One significant factor contributing to the RBI’s cautious approach is the current state of liquidity in the banking system. Banking sector liquidity has eased, with a surplus of approximately Rs 2.6 lakh crore, leading to a decline in overnight rates, which are now trending below the repo rate.
This has been partly due to the government’s ramped-up spending, which is expected to further ease liquidity conditions in the coming months. To manage this excess liquidity, the RBI has been conducting Open Market Operation (OMO) sales, a move that signals its intent to keep a tight grip on monetary policy until inflation is firmly under control.
The stock market, meanwhile, is closely watching for any changes in the RBI’s policy stance. A shift to a “neutral” stance from the current “withdrawal of accommodation” could signal a potential rate cut trajectory in the future, which would be a significant development for investors.
However, economists like Pranjul Bhandari, Chief Economist for India and Indonesia at HSBC Global Research, argue that such a shift would be premature given the current economic conditions. Bhandari notes that while the monsoon has improved, it is still too early to confidently predict a sustained decline in food prices, and the RBI may prefer to wait another month to assess the full impact of the monsoon on agricultural output.
Globally, markets are also facing increased volatility, driven by evolving macroeconomic conditions and geopolitical uncertainties. The recent hike by the Bank of Japan (BoJ) has led to a ripple effect across global markets, adding to the uncertainty.
Economists at Emkay Global warn that this volatility is likely to persist through the second half of 2024, influencing the RBI’s decision-making process.
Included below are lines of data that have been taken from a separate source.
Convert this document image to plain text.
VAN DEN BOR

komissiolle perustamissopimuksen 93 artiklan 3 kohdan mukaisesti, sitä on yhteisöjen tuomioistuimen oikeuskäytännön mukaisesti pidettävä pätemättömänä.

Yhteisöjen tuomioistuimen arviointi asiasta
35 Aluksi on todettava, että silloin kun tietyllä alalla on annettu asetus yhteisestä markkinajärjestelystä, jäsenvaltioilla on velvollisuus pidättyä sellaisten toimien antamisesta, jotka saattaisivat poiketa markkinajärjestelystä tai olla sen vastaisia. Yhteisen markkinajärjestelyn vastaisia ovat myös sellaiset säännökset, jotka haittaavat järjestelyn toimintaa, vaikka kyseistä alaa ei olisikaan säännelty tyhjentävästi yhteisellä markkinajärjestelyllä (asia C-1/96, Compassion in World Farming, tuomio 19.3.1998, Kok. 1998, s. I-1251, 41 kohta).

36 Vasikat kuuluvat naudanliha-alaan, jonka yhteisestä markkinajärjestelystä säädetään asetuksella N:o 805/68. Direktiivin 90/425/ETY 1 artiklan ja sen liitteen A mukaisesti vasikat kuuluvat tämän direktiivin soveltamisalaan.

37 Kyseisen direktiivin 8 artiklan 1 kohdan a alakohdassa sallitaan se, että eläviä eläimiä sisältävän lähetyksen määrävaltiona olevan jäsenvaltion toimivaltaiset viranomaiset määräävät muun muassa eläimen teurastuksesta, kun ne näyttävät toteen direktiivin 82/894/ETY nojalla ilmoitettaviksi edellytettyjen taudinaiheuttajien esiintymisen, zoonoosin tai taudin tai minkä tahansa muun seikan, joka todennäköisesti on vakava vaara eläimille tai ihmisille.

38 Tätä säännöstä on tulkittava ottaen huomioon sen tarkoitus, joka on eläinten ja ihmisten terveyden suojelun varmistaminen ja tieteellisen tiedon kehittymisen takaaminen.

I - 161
They note that global commodities, including Brent crude, have softened in recent weeks, which could have a significant impact on inflation and, by extension, the RBI’s policy stance.
Mahendra Kumar Jajoo, Chief Investment Officer – Fixed Income at Mirae Asset Investment Managers, expects the RBI to maintain its current stance, despite growing expectations for rate cuts following signals from the US Federal Reserve.
Jajoo points out that while a rate cut could boost returns for mutual funds, the slow growth of bank deposits relative to credit and the unattractive rates on longer-term deposits suggest that there is little room for the RBI to lower rates significantly in the near term.
As the RBI prepares to announce its decision, the markets will be looking for any clues about the future trajectory of interest rates. For now, it appears that the central bank is content to wait and watch, prioritizing stability and caution in an increasingly uncertain global economic environment.